Françafrique: propos contradictoires d’Emmanuel Macron au Burkina Faso

La rédaction
publié le 1 décembre 2017

Macron à la suite de la honteuse « l’Afrique n’est pas suffisamment entrée de l’histoire » de Sarkozy et du discours prudent de François Hollande, a prononcé devant des centaines d'étudiants son discours de politique africaine à l'université de Ouagadougou, au Burkina Faso ce 28 novembre 2017. Tel le « Saalam Alaikum » d’Obama au Caire, le Président Macron a su mettre tout un amphi et même tout un pays dans sa poche, comme on dit communément, en voulant « la construction de l’avenir que vous osez inventer » de Sankara.

emmanuel macron burkina faso Emmanuel Macron lors de son discours au Burkina Faso

Commencer un discours au Burkina, de Sankara, en lui rendant hommage est plus qu’indiqué pour se faciliter la suite d’un exercice difficile et dans un pays hostile à la France, grand soutien de Compaoré tombeur de Sankara et bourreau des démocrates bon teint. Par la suite que peut-on retenir sur le fond d’un discours long d’une heure quarante et une minutes ?

Des thématiques de l’heure ont été au cœur de son intervention, celles qui lui sont chères aussi.

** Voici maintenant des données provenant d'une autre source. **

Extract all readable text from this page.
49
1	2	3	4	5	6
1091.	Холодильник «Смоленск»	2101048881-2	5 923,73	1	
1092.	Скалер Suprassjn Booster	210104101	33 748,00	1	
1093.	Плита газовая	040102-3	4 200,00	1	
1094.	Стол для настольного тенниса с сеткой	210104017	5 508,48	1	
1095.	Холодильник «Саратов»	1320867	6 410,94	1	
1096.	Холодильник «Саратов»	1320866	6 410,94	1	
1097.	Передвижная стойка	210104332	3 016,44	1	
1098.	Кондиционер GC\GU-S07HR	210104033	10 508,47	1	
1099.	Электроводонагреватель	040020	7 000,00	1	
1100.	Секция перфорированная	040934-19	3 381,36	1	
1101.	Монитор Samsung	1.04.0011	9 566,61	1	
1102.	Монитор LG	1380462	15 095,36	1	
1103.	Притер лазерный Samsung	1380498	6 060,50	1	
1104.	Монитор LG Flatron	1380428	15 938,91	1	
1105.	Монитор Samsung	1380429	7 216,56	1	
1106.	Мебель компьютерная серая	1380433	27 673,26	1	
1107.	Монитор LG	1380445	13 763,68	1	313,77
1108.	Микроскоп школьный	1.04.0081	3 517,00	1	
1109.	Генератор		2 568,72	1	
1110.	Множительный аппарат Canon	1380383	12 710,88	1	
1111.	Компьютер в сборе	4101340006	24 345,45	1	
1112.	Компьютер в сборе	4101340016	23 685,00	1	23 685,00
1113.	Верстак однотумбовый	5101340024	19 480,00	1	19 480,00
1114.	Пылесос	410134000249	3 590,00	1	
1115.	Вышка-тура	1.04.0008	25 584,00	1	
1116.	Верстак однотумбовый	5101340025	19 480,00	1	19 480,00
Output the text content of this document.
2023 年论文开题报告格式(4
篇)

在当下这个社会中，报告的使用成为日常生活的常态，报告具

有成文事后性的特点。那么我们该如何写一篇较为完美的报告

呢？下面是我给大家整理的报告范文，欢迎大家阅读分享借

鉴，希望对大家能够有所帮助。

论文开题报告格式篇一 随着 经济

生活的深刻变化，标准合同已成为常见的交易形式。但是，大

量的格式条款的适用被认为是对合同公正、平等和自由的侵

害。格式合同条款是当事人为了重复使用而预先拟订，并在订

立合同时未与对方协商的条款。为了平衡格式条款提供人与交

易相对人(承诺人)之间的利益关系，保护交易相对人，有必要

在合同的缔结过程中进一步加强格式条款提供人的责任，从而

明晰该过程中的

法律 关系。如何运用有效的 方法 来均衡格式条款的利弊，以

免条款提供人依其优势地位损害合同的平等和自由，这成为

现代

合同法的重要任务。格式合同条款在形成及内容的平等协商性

Du terrorisme à l’immigration clandestine, de la bonne gouvernance à la promotion de la femme sans oublier les survivances de la colonisation. Tout au long de son discours, le jeune président a été factuel, a reconnu ce qui doit l’être, a tait ce qu’il ne faut pas aborder et a promis une déclassification qui risque de faire des vagues. Qui a intérêt aujourd’hui à la declassification du dossier de l’assassinat de Sankara ? Bien évidemment le peuple Burkinabè et après ? Compaoré n’est pas en Côte d’Ivoire sans l’onction des Français. Il n’est pas devenu citoyen Ivoirien sans leur accord (je présume). Qu’adviendra-t-il de Ouattara si le dossier est déclassifié, surtout si ce dernier reste évasif sur son avenir politique.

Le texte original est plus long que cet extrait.